Voltage Output IEPE Accelerometers 

This type of accelerometer features an integrated circuit within the Accelerometer converting the charge from the piezoelectric crystal before it leaves the sensor, this voltage can then be transmitted across a standard coaxial cable, as it is more stable and inherently immune to noise and interference from the cable. 

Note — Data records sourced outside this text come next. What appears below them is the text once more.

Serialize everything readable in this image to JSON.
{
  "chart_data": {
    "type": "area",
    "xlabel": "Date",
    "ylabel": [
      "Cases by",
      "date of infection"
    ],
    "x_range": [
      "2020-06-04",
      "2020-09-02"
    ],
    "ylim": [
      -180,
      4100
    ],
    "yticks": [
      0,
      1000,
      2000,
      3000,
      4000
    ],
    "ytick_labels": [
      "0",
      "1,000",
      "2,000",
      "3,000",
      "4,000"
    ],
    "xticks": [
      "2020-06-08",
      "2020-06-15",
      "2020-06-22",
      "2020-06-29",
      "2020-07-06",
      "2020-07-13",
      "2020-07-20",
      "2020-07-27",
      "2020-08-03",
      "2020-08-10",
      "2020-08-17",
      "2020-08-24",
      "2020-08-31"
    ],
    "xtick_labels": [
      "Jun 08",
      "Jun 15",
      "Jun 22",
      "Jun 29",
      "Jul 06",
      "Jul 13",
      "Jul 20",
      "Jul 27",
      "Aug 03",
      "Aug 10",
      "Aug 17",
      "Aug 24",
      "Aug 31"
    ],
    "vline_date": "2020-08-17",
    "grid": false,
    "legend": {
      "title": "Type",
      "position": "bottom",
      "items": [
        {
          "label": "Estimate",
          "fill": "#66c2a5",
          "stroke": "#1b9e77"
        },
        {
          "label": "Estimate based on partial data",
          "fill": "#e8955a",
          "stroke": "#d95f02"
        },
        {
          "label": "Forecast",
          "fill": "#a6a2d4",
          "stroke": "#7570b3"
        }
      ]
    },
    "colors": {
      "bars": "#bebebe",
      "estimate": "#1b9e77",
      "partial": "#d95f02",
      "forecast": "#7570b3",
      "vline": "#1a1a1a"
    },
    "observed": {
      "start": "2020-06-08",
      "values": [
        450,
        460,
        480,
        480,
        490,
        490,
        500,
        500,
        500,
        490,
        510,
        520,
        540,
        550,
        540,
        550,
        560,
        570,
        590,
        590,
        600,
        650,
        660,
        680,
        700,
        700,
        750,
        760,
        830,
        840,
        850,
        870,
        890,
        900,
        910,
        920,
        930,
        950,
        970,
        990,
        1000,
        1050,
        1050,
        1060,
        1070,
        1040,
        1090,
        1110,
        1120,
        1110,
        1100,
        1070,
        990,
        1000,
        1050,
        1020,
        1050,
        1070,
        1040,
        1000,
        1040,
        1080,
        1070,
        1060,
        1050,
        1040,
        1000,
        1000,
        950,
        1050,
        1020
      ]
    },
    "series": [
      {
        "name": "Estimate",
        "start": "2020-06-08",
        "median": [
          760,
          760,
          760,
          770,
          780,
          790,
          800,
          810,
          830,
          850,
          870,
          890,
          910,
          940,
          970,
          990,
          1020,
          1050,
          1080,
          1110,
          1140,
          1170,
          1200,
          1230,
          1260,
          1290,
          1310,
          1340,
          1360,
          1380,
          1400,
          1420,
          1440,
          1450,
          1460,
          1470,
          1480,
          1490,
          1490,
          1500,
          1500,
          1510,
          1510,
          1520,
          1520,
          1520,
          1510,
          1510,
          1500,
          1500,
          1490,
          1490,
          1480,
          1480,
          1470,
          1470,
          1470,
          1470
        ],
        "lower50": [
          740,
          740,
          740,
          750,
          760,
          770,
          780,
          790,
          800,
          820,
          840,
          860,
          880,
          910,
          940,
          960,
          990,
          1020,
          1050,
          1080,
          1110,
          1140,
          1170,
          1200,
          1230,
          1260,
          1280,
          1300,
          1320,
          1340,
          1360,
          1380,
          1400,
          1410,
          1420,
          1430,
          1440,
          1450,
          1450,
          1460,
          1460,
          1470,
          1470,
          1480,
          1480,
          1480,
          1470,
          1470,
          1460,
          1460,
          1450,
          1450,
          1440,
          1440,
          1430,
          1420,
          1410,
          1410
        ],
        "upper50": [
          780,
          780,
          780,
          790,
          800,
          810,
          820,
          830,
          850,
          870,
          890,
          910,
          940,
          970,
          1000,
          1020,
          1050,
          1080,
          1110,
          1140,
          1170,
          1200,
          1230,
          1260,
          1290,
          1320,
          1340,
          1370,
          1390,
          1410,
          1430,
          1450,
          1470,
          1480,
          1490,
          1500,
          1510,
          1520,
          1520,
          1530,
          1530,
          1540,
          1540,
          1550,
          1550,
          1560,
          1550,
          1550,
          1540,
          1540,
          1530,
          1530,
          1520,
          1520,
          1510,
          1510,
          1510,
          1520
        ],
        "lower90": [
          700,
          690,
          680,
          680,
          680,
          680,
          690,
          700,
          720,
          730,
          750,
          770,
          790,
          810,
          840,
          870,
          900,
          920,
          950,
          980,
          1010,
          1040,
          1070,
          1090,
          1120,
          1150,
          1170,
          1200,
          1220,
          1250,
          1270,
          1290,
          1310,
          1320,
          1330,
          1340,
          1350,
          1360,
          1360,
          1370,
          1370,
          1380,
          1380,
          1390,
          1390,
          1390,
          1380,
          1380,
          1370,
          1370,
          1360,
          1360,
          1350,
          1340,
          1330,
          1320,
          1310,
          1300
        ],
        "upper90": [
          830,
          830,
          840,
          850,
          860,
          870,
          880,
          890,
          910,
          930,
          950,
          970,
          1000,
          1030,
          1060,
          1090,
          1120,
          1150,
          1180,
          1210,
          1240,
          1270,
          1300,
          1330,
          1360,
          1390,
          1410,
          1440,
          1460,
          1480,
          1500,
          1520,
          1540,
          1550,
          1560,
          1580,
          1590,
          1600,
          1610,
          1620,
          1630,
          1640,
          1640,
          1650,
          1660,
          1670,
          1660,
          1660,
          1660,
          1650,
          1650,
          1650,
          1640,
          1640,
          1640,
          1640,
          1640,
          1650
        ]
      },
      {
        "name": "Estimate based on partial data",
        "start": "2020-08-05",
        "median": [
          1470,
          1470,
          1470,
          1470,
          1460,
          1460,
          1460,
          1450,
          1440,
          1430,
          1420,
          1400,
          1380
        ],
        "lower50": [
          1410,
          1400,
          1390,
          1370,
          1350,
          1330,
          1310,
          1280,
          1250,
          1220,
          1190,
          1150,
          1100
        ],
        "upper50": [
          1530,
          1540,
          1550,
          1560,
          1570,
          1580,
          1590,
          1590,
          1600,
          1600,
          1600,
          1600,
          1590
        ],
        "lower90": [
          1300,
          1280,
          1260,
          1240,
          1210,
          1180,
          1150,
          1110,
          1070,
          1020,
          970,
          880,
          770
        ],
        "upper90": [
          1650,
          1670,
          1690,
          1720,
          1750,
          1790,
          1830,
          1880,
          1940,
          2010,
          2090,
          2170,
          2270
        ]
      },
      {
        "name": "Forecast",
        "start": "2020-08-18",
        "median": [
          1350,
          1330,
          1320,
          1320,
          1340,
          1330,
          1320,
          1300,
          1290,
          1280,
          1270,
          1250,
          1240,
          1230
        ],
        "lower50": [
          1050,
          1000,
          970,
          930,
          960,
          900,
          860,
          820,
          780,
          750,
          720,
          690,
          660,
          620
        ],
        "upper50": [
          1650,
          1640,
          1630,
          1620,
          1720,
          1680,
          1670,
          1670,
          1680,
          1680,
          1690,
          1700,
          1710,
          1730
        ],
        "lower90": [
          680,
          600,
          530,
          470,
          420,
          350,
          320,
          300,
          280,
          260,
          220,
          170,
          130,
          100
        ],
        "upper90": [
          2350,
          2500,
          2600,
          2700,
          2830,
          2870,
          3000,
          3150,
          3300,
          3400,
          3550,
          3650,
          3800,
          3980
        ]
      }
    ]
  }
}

These kinds of accelerometers have a maximum operating temperature of 125ºC, with some high temperature variants of these accelerometers, which can withstand temperatures of up to 185ºC. There is also a water cooled accelerometer that can operate on surface temperatures in excess of 900ºC. IEPE Accelerometers can be connected to the measuring equipment, or a computer with minimal interfacing/instrumentation, and does not require the charge amplifier. It is important that the Accelerometer is powered by a stable, constant current supply to reduce noise on the signal generated by the Accelerometer. The disadvantage of low impedance accelerometers is that the sensor has an internally fixed range and time constant, potentially limiting their uses in some applications.

Operation at higher temperatures, up to 185°C for test and measurement accelerometers. 
Direct connectivity to the majority of readout instruments, or vibration analysers. More reliable.
Signal can be driven down a longer cable without increased noise or loss of resolution.
Can be operated from low cost constant current sources.
Integrated electronics can provide a higher output from a smaller mass
Use wide range of cable types  Less sensitive to dirt

Signal power often built into DAQ systems

Requires more expertise to operate the system.
Fixed sensitivity.
Range and time constant are fixed within the sensor.
More expensive per unit Lower operating temperature than a charge accelerometer
Less robust

Charge Output Accelerometers

In this type of accelerometer, a charge will be emitted proportional to the force applied on the piezoelectric accelerometer. This charge will be transmitted directly down the cable and will require special low noise cable, with a charge amplifier on the receiving end. Charge accelerometers have high impedance and are particularly suited to high temperature applications (more than 185°C) where IEPE Accelerometers could not be used.   It is important to note that due to the high impedance nature of these sensors, they require a low noise of cable to be used when connecting the sensor to the measurement equipment. This is due to the cable used having an effect on the signal; movement on the cable can distort this signal. It is also important to note that cable length will have a significant effect on the signal from the sensor, and it is advisable to have a short cable between the accelerometer and charge amplifier. Low noise charge amplifiers, or amplifiers with integrated low pass filters can be used, meaning that the signal from the charge amplifier useable without any further filtering. The main advantage of a charge system over an IEPE system is the ability of the accelerometer to operate at higher temperatures. Charge systems are generally more versatile due to the time constant, gain and normalisation all being controlled from the charge amplifier. 

Operation at higher temperatures, up to 250°C for test and measurement accelerometers, and 400°C for industrial accelerometers.
More flexibility in adjusting the time constant, gain and normalisation via the charge amplifier.
Extended low frequency response.
Wider Dynamic Range
Lower cost per unit
Noise from the cable affects results and reduces resolution – Must use Low Noise Cable.
More costly with the requirement for additional instrumentation, and special low noise cables.
High impedance nature of the signal makes it more vulnerable to noise. Ie, Sensitive to cable flex
Requires more expertise to operate the system.